Mengapa Orang Batak Cocok Banyak Menjadi Pengecara
Tapi kalau dipikir-pikir, kok bisa ya, orang Batak bisa begitu identik dengan profesi ini?
Pada saat Presiden Joko Widodo berkunjung ke Kampung Tua Huta Siallagan, Desa Ambarita, Kabupaten Samosir yang ada di area Danau Toba, Sumatera Utara pada Rabu (31/7/2019), dia diberi tahu alasan mengapa banyak orang Batak berprofesi sebagai pengacara.
“Ini adalah kampung yang konon menjadi titik awal sejarah tegaknya hukum di Samosir dan Sumatera Utara pada zaman dahulu,” ucap Jokowi saat itu.
Jokowi bertemu dengan keturunan ke-17 Raja Laga Siallagan, Gading Jansen Siallagan. Gading pun menunjukkan ‘Batu Persidangan’.

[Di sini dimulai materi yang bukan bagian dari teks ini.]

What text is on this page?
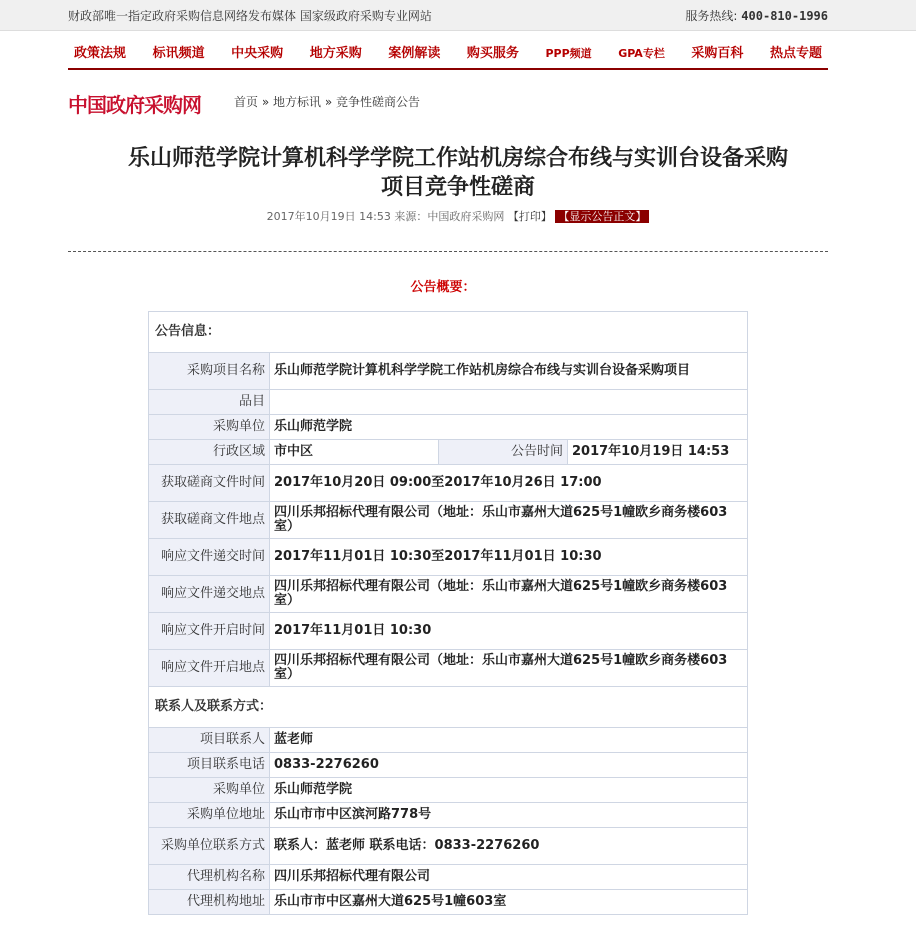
财政部唯一指定政府采购信息网络发布媒体 国家级政府采购专业网站	服务热线: 400-810-1996
政策法规 标讯频道 中央采购 地方采购 案例解读 购买服务 PPP频道 GPA专栏 采购百科 热点专题
中国政府采购网	首页 » 地方标讯 » 竞争性磋商公告
乐山师范学院计算机科学学院工作站机房综合布线与实训台设备采购
项目竞争性磋商
2017年10月19日 14:53 来源：中国政府采购网 【打印】 【显示公告正文】
公告概要：
公告信息：			
采购项目名称	乐山师范学院计算机科学学院工作站机房综合布线与实训台设备采购项目		
品目			
采购单位	乐山师范学院		
行政区域	市中区	公告时间	2017年10月19日 14:53
获取磋商文件时间	2017年10月20日 09:00至2017年10月26日 17:00		
获取磋商文件地点	四川乐邦招标代理有限公司（地址：乐山市嘉州大道625号1幢欧乡商务楼603室）		
响应文件递交时间	2017年11月01日 10:30至2017年11月01日 10:30		
响应文件递交地点	四川乐邦招标代理有限公司（地址：乐山市嘉州大道625号1幢欧乡商务楼603室）		
响应文件开启时间	2017年11月01日 10:30		
响应文件开启地点	四川乐邦招标代理有限公司（地址：乐山市嘉州大道625号1幢欧乡商务楼603室）		
联系人及联系方式：			
项目联系人	蓝老师		
项目联系电话	0833-2276260		
采购单位	乐山师范学院		
采购单位地址	乐山市市中区滨河路778号		
采购单位联系方式	联系人：蓝老师 联系电话：0833-2276260		
代理机构名称	四川乐邦招标代理有限公司		
代理机构地址	乐山市市中区嘉州大道625号1幢603室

Situs ini berupa meja dan kursi yang disusun seperti lingkaran, Millens. Di tempat inilah raja menjalankan pengadilan bagi siapa saja yang melanggar hukum adat.
Selain raja, di batu ini duduk saudara-saudaranya, penasehat orang yang didakwa, penasehat korban, serta penasehat dari kerajaan. Penasehat yang terdiri dari tiga orang inilah yang kini dikenal sebaai pengacara.
Selain soal ‘Batu Persidangan’, sebenarnya ada alasan lain mengapa banyak orang Batak berprofesi sebagai pengacara.
Salah satunya adalah budaya ‘Koyo’ atau jika diartikan dalam Bahasa Indonesia adalah kebiasaan berargumen atau bersilat lidah. Tradisi ini muncul dari kebiasaan orang Batak yang suka nongkrong bareng dan membahas banyak hal.
Ditambah dengan watak orang Batak yang keras, mereka pun berani untuk mempertahankan argumennya setiap kali adu pendapat.
Hal ini tentu cocok untuk diterapkan dalam profesi pengacara yang memang harus pandai berargumen, meski tentu saja harus sesuai dengan hukum yang berlaku.
Jadi, karena budaya ini, banyak orang Batak yang akhirnya percaya diri untuk merintis karier sebagai pengacara.